Tarihimizden kopmayalım.
Tarihi diri tutmak ve gençlerin zihnine kazımak gerek.
Milli bayramlar önemlidir.
Milli bayramlarda milli ruhu yaşatmak daha da önemli.
Bugün TAKA Gazetesi’nin manşetinde bir haber var.
‘Süper İkizler.’
Ümit ve Mehmet Kayıkçı.
Trabzon Tarım il eski Müdür vekili ve Su ürünleri araştırma enstitüsünün uzun yıllar müdürlüğünü yapan Ziraat Mühendisi Yusuf Kayıkçı’nın çocukları.
Mehmet Kimya mühendisi, Ümit Su ürünleri bölümünün mezunu.
Mehmet Kayıkçı, uçak merakı ile başlayan ve KTÜ’nün hangralarında simülatör yapımına kadar uzanan öyküsünü anlattı.
Simülatörü ortaya çıkarana kadar ciddi destek aldılar.
Sonrası gelmedi.
Bu başarılarını milli katkıya dönüştürmeye çalıştırdıklarında ne THY’den ne de başka bir yerden destek alamadılar.
Türkiye’de müthiş beyinler var.
Cumhurbaşkanı Tayyip Erdoğan da bunlara sahip çıkıyor ve destekliyor.

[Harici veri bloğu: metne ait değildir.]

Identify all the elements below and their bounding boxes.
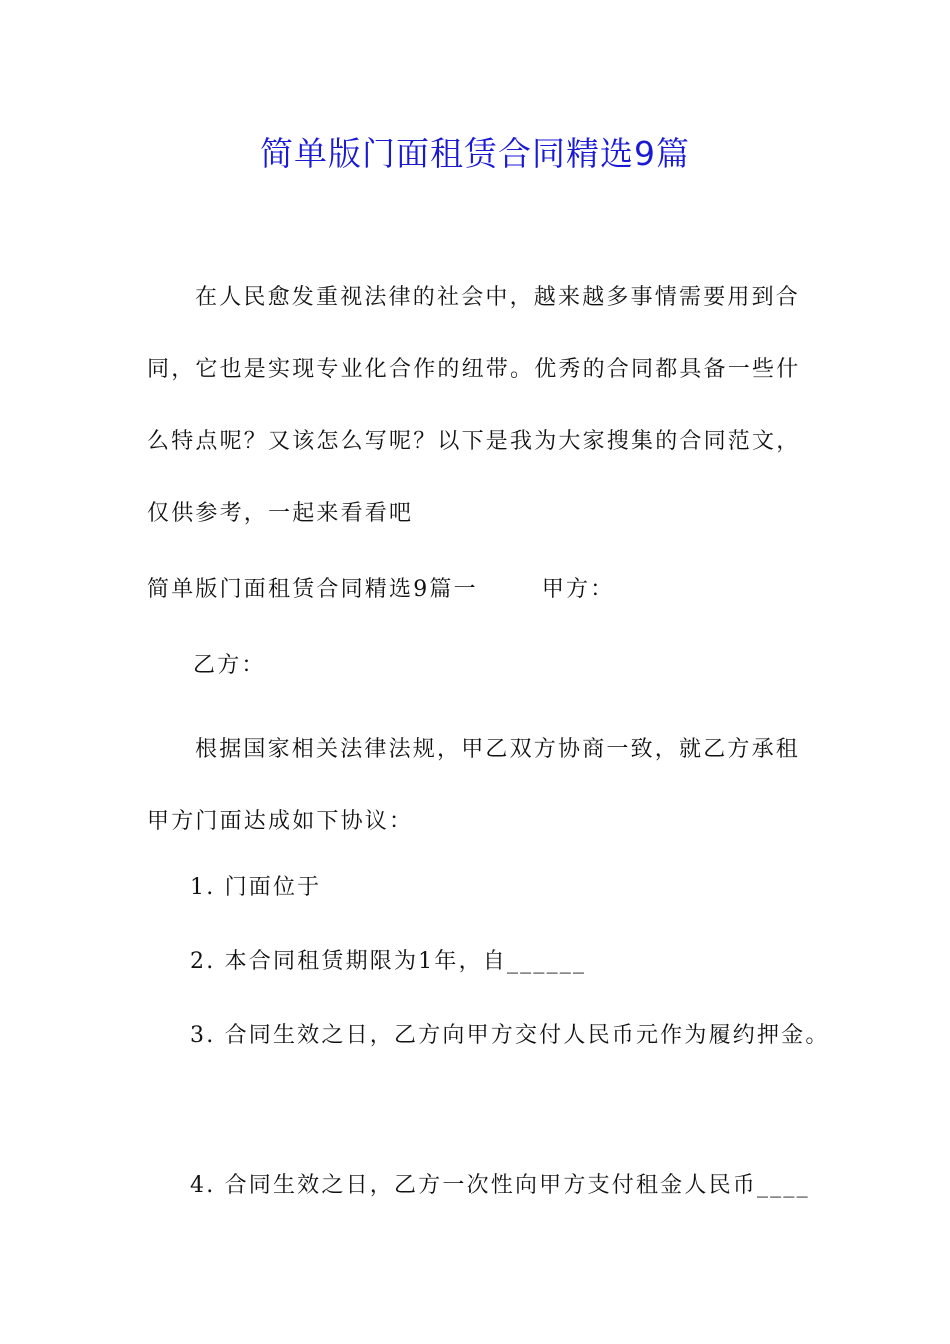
intro-paragraph: 在人民愈发重视法律的社会中，越来越多事情需要用到合同，它也是实现专业化合作的纽带。优秀的合同都具备一些什么特点呢？又该怎么写呢？以下是我为大家搜集的合同范文，仅供参考，一起来看看吧 (147, 285, 801, 526)
section-heading-text: 简单版门面租赁合同精选9篇一 (147, 577, 478, 602)
clause-item-1: 1. 门面位于 (190, 875, 322, 900)
clause-item-4: 4. 合同生效之日，乙方一次性向甲方支付租金人民币____ (190, 1173, 810, 1198)
document-title: 简单版门面租赁合同精选9篇 (260, 134, 690, 173)
party-a-label: 甲方： (541, 577, 615, 602)
section-heading (147, 572, 614, 603)
party-b-label: 乙方： (193, 653, 266, 678)
lead-paragraph: 根据国家相关法律法规，甲乙双方协商一致，就乙方承租甲方门面达成如下协议： (147, 737, 801, 834)
clause-item-2: 2. 本合同租赁期限为1年，自______ (190, 949, 587, 974)
clause-item-3: 3. 合同生效之日，乙方向甲方交付人民币元作为履约押金。 (190, 1023, 830, 1048)
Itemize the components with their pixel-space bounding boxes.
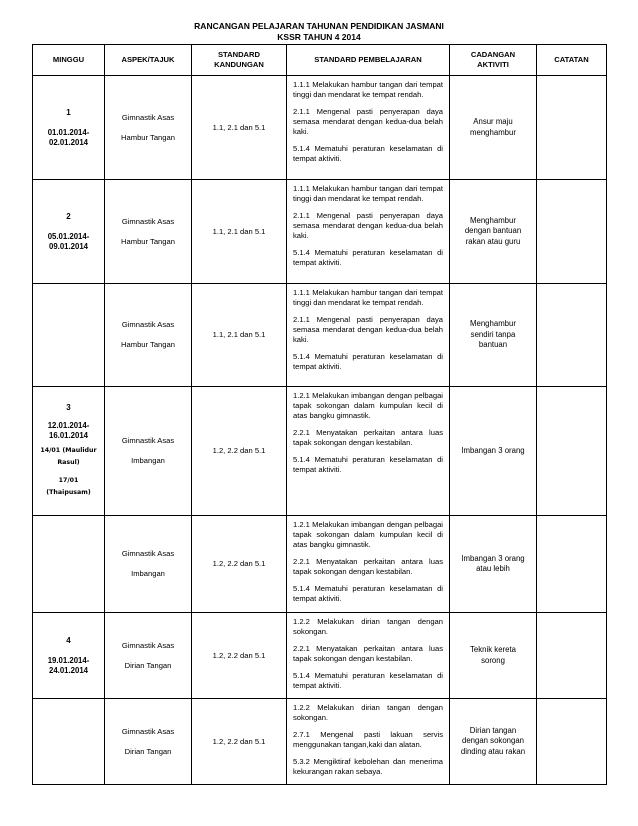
column-header-standard-kandungan [192,45,287,76]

Ama arada kaynayan ve sahip çıkılmayanlar var.
Mehmet ve Ümit Kayıkçı’dan milli sanayi çok daha farklı yararlanabilir.
BAYKAR’a, Cumhurbaşkanı Tayyip Erdoğan’ın damadının çalışmalarına katkı verebilirler.
Bu gençlerin bir yere gidebilmesi için mutlaka arada milletvekili ve Bakan aracı mı olması lazım?
Haberi manşete taşımamızın en önemli sebebi bunların görülmesi.
Vali ve Belediye başkanı çağıracak, Trabzon için Türkiye için ne yapabiliriz soracak.
Türkiye bugün 30 Ağustos’u kutlayacak sonrasında 29 Ekim Cumhuriyet bayramına ulaşcak.
Trabzon’un fethini yaşayacak.
Türkiye kılıç kalkan ile değil gençleri ile fetihleri yapmalı.
Bir daha işgale uğramamak için de gençleri destekleyelim.
Arkası güçlü olmayanları kıyıda kenarda unutmayalım.